Todd Cross, Mount Mercy University student and Democratic caucus-goer. Credit: Submitted photo

Excitement and tension built as 284 people waited to see if the Democratic candidate they came out to support would take the majority number of delegates at precinct 36 in Cedar Rapids.

McKinley Middle School hosted the Democratic caucus on Feb. 1. The precinct had seven delegates; a candidate needed 15 percent of those attending to be viable.

Parking was an issue because a large number of people are present to caucus. The best option was a parking spot I created in a vacant lot about a block away.

A long line of people were waiting to enter the middle school. It was 6:30p.m. and Iowans were lined up, standing outside in the 31-degree cold to caucus for their favorite candidate. Once inside the door it was clear that McKinley was scheduled to host Cedar Rapids’ precinct 26 as well. That explained congestion at the entrance.

The line extended inside with the wind blowing through the open door, exposing the caucus-goers to the February chill. After the division of the precincts – precinct 36 to go downstairs to the cafeteria and precinct 26 to go upstairs to the auditorium – precinct 36 people were divided by registered and unregistered voters. Then the registered voters are separated by alphabet with the A-L people on the right and the M-Z people to the left.

Standing in line offered an opportunity for people to communicate with neighbors about the candidates, their families and goings-on in the neighborhood. A few of the neighbors I had a chance to talk with were all recognized by their dogs.

At 7 p.m. the lines still were exploding out the door. Any participant in line could still take part in the caucus. Once the line made it inside no more people were able to participate. By 7:30 p.m. people were still in the line and the doors were closed.

Todd Cross, Mount Mercy University student and Democratic caucus-goer.
Todd Cross, Mount Mercy University student and Democratic caucus-goer. Credit: Submitted photo

While waiting, a third grader expressed to me her excitement about being at the caucus. She said she attended with her mom in support of Hillary Clinton.

The check-in process consisted of telling the precinct volunteer your name, signing in and marking which candidate you plan to caucus for.

The space at McKinley did not easily hold the 284 people who showed up. At one point people were asked to give up their chairs for others who could not stand for long periods of time.

Twice as many people showed up for this precinct than expected. The event was chaotic with a lot of people and a lack of organization. But many people expressed enthusiasm to be supporting their candidates.

In the adjoining room there are kids playing basketball, making it hard to hear what was taking place. I understand we are waiting for everyone to be checked in.

People stood around chatting with neighbors, making friends and reconnecting with others.

People finally checked in, which meant each candidate needed 43 people to be viable. We were told to separate by the candidate we are supporting.

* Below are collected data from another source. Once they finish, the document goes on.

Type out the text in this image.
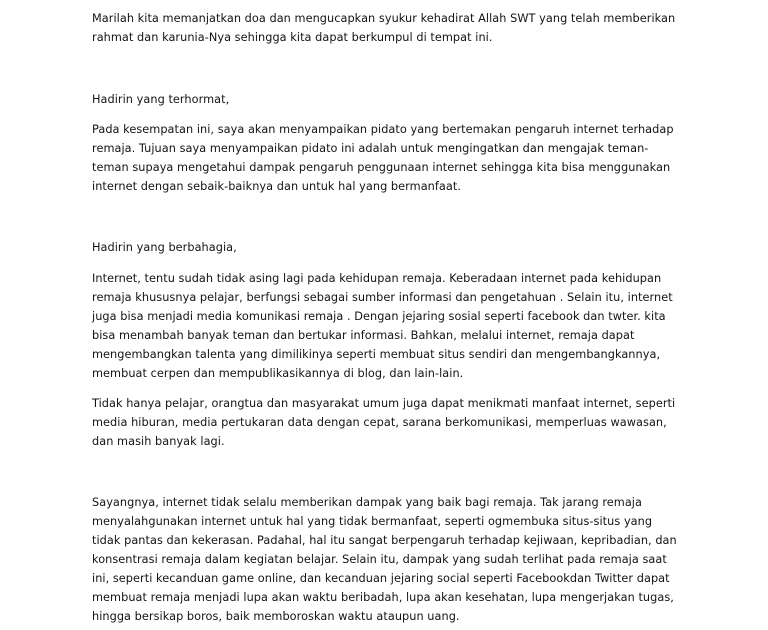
Marilah kita memanjatkan doa dan mengucapkan syukur kehadirat Allah SWT yang telah memberikan
rahmat dan karunia-Nya sehingga kita dapat berkumpul di tempat ini.

Hadirin yang terhormat,

Pada kesempatan ini, saya akan menyampaikan pidato yang bertemakan pengaruh internet terhadap
remaja. Tujuan saya menyampaikan pidato ini adalah untuk mengingatkan dan mengajak teman-
teman supaya mengetahui dampak pengaruh penggunaan internet sehingga kita bisa menggunakan
internet dengan sebaik-baiknya dan untuk hal yang bermanfaat.

Hadirin yang berbahagia,

Internet, tentu sudah tidak asing lagi pada kehidupan remaja. Keberadaan internet pada kehidupan
remaja khususnya pelajar, berfungsi sebagai sumber informasi dan pengetahuan . Selain itu, internet
juga bisa menjadi media komunikasi remaja . Dengan jejaring sosial seperti facebook dan twter. kita
bisa menambah banyak teman dan bertukar informasi. Bahkan, melalui internet, remaja dapat
mengembangkan talenta yang dimilikinya seperti membuat situs sendiri dan mengembangkannya,
membuat cerpen dan mempublikasikannya di blog, dan lain-lain.

Tidak hanya pelajar, orangtua dan masyarakat umum juga dapat menikmati manfaat internet, seperti
media hiburan, media pertukaran data dengan cepat, sarana berkomunikasi, memperluas wawasan,
dan masih banyak lagi.

Sayangnya, internet tidak selalu memberikan dampak yang baik bagi remaja. Tak jarang remaja
menyalahgunakan internet untuk hal yang tidak bermanfaat, seperti ogmembuka situs-situs yang
tidak pantas dan kekerasan. Padahal, hal itu sangat berpengaruh terhadap kejiwaan, kepribadian, dan
konsentrasi remaja dalam kegiatan belajar. Selain itu, dampak yang sudah terlihat pada remaja saat
ini, seperti kecanduan game online, dan kecanduan jejaring social seperti Facebookdan Twitter dapat
membuat remaja menjadi lupa akan waktu beribadah, lupa akan kesehatan, lupa mengerjakan tugas,
hingga bersikap boros, baik memboroskan waktu ataupun uang.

At 8 p.m. the registered voters in each area were counted. This process took a while because the number needed to be precise. The number cames back with Clinton receiving 134, Bernie Sanders 134 and Martin O’Malley 16. Because O’Malley did not attain enough votes to be viable, his supporters were instructed to pick another candidate or their vote would not count. A decision had to be made by the O’Malley camp by 8:40 p.m.

The O’Malley supporters wanted stay with their candidate, but weren’t able to come up with enough people to be viable. The Clinton side offered a deal to the O’Malley group that both the Clinton and Sanders groups should each give the O’Malley side enough people so O’Malley can be viable.

Our precinct would then have had one delegate for O’Malley, three for Clinton and three for Sanders. But the Sanders group would not agree to the deal so the O’Malley group decided to join the Clinton side. Everyone in the Clinton group cheered with the news of the O’Malley group joining.

The final Clinton count was 144, while Sanders had 140.

Sanders supporters initiated a recount. The Clinton supporters agree to comply. The Sanders side erupted and the supporters were divided with the decision for a recount. A decision eventually was made that a recount was unnecessary and Clinton won the precinct.

Every registered voter present was accounted for. Clinton took the majority vote, earning her four delegates from precinct 36. Sanders took three delegates from the precinct in second place.